Ella asintió inexpresivamente.

—Y lamento mucho haberte involucrado en esto. Sé que tu situación en el hospital es anómala, y que si hay una investigación… —fue bajando el tono de voz hasta quedarse callado.

—No pasa nada —dijo ella—. Estoy acostumbrada a los traslados.

Langdon advirtió en su mirada distante que para ella esa mañana había cambiado todo. Y, a pesar de que su propia vida se encontraba sumida en el caos, no pudo evitar compadecerse de la joven.

«Me ha salvado la vida y yo he arruinado la suya».

Permanecieron un minuto entero sentados en silencio. La tensión entre ambos había ido creciendo. Era como si ambos quisieran decir algo, pero no supieran qué. Al fin y al cabo, eran unos desconocidos que el azar había unido en un breve y extraño viaje que estaba a punto de llegar a una bifurcación. Ahora cada uno debería seguir su propio camino.

—Sienna —dijo finalmente Langdon—, cuando solucione esto con el consulado, si hay algo que pueda hacer por ti, no dudes en pedírmelo.

—Gracias —susurró ella con tristeza, y se volvió hacia la ventana.

Pasaron los minutos. Mientras miraba por la ventana de la cocina, Sienna se preguntó adónde la llevaría ese día. Dondequiera que fuera, no tenía ninguna duda de que, al final del mismo, su mundo sería muy distinto.

Sabía que con toda seguridad se debía a la adrenalina, pero se sentía extrañamente atraída por el profesor. Además de apuesto, parecía poseer buen corazón. En una remota vida paralela, Robert Langdon hubiera sido alguien con el que habría podido tener una relación.

«Él nunca me habría querido —pensó—. Para mí ya no hay remedio».

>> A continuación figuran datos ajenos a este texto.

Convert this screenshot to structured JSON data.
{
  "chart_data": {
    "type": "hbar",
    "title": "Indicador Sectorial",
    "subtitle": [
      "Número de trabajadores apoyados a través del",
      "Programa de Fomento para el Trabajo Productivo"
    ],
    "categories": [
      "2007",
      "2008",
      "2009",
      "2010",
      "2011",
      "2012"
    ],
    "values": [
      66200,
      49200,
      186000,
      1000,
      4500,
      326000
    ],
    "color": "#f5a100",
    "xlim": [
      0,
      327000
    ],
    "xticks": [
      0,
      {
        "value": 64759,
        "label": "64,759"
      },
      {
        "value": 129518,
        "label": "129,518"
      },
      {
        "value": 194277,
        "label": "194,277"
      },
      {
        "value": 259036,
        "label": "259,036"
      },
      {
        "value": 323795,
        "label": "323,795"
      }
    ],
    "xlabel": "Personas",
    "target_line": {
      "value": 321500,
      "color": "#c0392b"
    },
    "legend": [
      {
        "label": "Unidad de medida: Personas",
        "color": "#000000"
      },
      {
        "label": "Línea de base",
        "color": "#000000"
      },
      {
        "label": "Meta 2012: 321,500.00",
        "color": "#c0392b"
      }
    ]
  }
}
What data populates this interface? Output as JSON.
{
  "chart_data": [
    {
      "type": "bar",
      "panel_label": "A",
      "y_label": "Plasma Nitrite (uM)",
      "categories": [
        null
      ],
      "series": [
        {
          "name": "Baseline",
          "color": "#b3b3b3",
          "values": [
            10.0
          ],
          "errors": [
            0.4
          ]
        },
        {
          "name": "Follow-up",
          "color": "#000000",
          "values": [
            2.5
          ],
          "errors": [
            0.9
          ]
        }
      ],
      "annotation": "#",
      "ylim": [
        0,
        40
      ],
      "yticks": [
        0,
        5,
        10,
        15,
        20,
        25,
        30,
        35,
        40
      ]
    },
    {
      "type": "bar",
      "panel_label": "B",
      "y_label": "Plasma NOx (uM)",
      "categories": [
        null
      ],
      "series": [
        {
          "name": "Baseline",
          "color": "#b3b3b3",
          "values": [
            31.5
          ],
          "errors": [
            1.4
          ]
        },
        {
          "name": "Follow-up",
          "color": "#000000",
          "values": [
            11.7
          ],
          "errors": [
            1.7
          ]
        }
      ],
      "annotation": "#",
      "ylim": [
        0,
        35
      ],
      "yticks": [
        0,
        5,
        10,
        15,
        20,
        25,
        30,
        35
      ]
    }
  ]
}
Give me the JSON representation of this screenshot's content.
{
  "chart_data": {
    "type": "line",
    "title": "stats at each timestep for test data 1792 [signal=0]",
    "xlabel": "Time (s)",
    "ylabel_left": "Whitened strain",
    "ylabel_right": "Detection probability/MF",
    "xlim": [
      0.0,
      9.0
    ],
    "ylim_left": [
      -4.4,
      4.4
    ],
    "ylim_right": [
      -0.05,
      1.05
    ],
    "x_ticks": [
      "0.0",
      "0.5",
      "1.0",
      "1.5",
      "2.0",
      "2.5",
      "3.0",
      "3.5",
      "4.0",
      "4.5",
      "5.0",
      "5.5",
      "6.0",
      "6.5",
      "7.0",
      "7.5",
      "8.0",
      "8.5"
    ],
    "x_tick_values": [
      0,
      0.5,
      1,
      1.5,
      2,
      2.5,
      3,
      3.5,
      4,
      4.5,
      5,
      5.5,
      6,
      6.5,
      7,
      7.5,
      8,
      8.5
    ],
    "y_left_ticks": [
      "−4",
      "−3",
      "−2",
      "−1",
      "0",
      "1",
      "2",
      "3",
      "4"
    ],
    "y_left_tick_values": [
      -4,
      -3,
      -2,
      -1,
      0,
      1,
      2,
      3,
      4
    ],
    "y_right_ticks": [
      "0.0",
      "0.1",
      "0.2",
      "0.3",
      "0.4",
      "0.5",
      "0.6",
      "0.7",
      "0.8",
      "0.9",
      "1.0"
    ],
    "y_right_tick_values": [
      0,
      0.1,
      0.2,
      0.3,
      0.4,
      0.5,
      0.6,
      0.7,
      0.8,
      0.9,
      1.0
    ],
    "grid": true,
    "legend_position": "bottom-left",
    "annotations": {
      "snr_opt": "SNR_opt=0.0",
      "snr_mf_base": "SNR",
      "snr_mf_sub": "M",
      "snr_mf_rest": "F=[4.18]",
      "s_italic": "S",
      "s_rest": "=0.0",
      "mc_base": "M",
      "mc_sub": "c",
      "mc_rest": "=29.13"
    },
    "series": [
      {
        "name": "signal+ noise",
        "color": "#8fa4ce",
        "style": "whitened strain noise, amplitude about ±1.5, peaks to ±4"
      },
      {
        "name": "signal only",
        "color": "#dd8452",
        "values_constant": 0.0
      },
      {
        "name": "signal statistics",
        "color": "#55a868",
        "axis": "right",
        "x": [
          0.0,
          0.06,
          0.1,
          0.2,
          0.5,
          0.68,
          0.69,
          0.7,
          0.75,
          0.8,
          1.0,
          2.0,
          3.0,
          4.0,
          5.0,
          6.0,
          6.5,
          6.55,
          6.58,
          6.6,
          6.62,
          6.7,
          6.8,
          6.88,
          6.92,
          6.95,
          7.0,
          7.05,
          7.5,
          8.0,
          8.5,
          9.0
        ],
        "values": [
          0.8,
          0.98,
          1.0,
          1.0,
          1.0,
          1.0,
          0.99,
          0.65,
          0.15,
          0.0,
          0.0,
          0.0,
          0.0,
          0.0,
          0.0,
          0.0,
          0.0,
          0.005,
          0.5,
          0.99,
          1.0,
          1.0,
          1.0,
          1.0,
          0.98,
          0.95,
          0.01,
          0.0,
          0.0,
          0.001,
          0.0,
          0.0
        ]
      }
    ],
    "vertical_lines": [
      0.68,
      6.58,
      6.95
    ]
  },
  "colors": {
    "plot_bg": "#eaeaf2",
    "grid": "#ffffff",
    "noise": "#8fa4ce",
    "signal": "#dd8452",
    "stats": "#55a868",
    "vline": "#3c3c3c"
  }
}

Sienna recobró la compostura al ver algo en el exterior que llamó su atención. Se puso de pie rápidamente y acercó el rostro al cristal.

—¡Robert, mira!

Langdon miró por la ventana y vio la lustrosa motocicleta BMW de color negro que acababa de detenerse ante la Pensione la Fiorentina. La conductora era esbelta y fuerte, e iba ataviada con un traje de cuero negro. Mientras descendía ágilmente de la moto y se quitaba el lustroso casco negro, Sienna advirtió que a Langdon se le cortaba la respiración.

El cabello en punta de la mujer era inconfundible.

La motociclista sacó una pistola, comprobó el silenciador y se la volvió a guardar en el bolsillo de la chamarra. Luego, moviéndose con letal elegancia, entró en el hotel.

—Robert —susurró Sienna con la voz quebrada por el miedo—. El gobierno estadounidense acaba de enviar a alguien para matarte.